Connoisseurs go mad for £1,000 ham

Pure Iberian porker's leg at a price you can't afford

By Lester Haines

Posted in Science, 11th September 2007 10:40 GMT

Aficionados of pure Iberian ham are apparently fighting to get their laughing gear round one of the few legs of 2006 Alba Quercus Reserve - a jamón ibérico puro hewn from acorn-fed* porkers and cured for two years - which goes on sale next year at a reserve price of £1,000 a leg.

For those of you not au fait with Spanish ham, the acorn-fed purebred Iberian pig yields the mutt's nuts of ham - considered vastly superior to the jamón serrano culled from grain-fed pigs, often crossbred with British or US varieties.

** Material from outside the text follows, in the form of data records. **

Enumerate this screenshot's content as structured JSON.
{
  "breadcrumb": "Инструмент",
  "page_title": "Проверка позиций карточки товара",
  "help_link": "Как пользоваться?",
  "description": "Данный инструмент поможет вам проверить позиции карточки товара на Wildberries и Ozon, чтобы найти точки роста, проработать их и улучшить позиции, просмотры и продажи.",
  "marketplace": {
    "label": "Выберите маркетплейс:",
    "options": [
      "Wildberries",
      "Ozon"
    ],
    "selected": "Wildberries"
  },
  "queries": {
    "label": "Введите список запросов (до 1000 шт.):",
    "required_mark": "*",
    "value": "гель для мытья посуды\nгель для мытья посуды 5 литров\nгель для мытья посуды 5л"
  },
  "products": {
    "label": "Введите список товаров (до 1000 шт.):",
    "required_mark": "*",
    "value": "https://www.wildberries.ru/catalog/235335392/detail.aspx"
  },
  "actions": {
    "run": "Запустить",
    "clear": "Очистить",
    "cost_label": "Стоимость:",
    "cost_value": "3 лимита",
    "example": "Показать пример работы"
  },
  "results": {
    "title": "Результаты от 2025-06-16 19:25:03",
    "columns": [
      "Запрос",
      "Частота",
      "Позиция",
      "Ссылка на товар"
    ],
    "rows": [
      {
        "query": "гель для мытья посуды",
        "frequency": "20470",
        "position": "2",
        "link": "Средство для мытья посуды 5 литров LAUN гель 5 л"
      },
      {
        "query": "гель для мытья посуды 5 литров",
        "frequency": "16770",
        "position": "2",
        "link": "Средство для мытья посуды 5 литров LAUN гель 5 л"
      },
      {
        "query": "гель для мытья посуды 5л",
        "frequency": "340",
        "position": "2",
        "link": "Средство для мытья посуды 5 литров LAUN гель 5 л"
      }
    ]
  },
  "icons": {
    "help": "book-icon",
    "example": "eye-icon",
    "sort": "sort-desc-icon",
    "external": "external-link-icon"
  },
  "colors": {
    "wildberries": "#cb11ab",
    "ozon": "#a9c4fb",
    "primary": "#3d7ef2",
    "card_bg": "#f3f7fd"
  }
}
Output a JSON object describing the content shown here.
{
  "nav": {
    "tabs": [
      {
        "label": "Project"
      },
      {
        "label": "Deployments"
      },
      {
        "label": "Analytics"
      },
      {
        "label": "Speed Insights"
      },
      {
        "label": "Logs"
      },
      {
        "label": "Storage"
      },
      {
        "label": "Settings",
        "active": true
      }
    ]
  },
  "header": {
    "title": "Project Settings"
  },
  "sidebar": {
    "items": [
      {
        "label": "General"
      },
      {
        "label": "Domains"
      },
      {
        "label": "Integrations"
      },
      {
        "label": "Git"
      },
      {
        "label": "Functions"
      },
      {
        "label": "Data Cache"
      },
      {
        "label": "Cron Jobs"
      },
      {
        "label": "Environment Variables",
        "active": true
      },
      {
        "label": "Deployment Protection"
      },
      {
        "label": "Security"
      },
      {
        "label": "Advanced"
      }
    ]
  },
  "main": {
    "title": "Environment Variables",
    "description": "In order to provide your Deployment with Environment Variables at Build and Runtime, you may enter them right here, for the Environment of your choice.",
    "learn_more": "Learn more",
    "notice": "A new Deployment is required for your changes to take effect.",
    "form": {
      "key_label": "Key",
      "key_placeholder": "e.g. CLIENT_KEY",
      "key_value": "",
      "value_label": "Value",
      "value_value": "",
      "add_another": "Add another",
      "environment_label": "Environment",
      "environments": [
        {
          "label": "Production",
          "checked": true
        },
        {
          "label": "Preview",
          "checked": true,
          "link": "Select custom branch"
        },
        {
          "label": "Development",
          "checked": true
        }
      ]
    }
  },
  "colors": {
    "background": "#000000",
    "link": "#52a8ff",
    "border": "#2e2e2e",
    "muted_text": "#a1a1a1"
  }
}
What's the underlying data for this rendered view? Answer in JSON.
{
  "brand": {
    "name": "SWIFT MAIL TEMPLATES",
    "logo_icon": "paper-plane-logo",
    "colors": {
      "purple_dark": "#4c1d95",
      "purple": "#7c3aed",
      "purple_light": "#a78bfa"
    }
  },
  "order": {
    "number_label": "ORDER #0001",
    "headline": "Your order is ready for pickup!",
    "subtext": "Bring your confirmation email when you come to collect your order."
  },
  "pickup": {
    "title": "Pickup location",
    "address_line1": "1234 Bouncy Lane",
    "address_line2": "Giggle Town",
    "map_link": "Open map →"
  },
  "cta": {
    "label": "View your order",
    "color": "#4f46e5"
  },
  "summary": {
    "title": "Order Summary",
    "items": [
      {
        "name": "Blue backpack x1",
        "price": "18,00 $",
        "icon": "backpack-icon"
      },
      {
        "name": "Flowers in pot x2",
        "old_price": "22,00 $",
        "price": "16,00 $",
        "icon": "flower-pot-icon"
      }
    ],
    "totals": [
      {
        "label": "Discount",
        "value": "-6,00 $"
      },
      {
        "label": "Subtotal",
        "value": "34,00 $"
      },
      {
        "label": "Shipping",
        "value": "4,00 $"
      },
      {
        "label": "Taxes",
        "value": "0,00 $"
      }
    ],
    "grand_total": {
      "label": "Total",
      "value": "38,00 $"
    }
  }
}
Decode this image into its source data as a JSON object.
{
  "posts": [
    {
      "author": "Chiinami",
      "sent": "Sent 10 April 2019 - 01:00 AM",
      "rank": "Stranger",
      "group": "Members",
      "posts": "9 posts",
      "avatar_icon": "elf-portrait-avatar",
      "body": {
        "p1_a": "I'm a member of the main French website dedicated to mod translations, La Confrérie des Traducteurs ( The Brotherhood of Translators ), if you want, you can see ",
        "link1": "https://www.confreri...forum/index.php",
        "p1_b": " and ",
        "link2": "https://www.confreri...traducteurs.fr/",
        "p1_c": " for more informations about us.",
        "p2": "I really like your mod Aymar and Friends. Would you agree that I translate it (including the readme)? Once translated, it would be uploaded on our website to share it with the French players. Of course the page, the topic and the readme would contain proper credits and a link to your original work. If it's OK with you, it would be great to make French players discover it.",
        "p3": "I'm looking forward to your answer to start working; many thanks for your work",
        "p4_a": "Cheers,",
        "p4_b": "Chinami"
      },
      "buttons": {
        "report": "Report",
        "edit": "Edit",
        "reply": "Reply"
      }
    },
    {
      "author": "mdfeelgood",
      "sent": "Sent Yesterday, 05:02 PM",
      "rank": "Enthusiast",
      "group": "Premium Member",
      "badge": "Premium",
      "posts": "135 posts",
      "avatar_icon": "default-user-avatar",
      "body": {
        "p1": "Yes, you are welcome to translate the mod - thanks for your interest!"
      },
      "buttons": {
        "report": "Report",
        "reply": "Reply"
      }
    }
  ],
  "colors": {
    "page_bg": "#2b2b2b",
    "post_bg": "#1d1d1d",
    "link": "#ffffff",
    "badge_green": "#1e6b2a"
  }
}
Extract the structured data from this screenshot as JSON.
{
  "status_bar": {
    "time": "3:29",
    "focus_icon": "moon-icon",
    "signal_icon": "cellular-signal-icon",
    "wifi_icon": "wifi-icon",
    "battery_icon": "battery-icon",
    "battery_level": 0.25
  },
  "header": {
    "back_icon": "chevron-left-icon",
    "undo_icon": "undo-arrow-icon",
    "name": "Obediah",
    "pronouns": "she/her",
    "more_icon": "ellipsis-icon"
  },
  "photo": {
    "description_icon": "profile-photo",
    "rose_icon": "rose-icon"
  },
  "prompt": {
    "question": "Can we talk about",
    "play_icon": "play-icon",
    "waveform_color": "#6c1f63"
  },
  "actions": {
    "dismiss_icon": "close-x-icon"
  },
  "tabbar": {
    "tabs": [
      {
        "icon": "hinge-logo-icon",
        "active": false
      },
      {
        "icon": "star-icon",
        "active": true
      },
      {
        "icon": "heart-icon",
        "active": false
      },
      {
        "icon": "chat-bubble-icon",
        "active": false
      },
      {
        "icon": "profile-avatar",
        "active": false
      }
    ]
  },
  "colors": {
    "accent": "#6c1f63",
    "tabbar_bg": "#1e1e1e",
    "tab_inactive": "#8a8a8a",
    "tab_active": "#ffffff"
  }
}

Manuel Maldonado's Alba Quercus Reserve is, however, a ham apart. His animals "are reared as if they were pets", the Times explains, enjoying a two-year, free-range lifestyle, pampered by individual swineherds while gorging themselves on acorns.

This is, of course, par for the course for a pukka Iberian ham. What elevates Maldonado's ham to its extravagant price tag is the two-year curing process, as opposed to the standard 12 months.

Extremadura-based Maldonado explained: "This is the best ham in the world because it comes from the best pigs in the world. But I also cure the meat for twice as long so the taste is so much richer."

Connoisseurs agree, and bidders from as far afield as Shanghai have battled to get themselves on the reserve list for next year's auction of just 200 legs for which they'll pay at least 80 quid a pound. Among those bidding will be Pedro Soley, who described the Alba Quercus Reserve as "the Rolls-Royce of Spanish ham".

Bootnote

*I always assumed these pampered porkers were fed on acorns from your bog-standard deciduous oak, but apparently their nosh comes from the evergreen encina, or holm oak (quercus ilex). So now you know.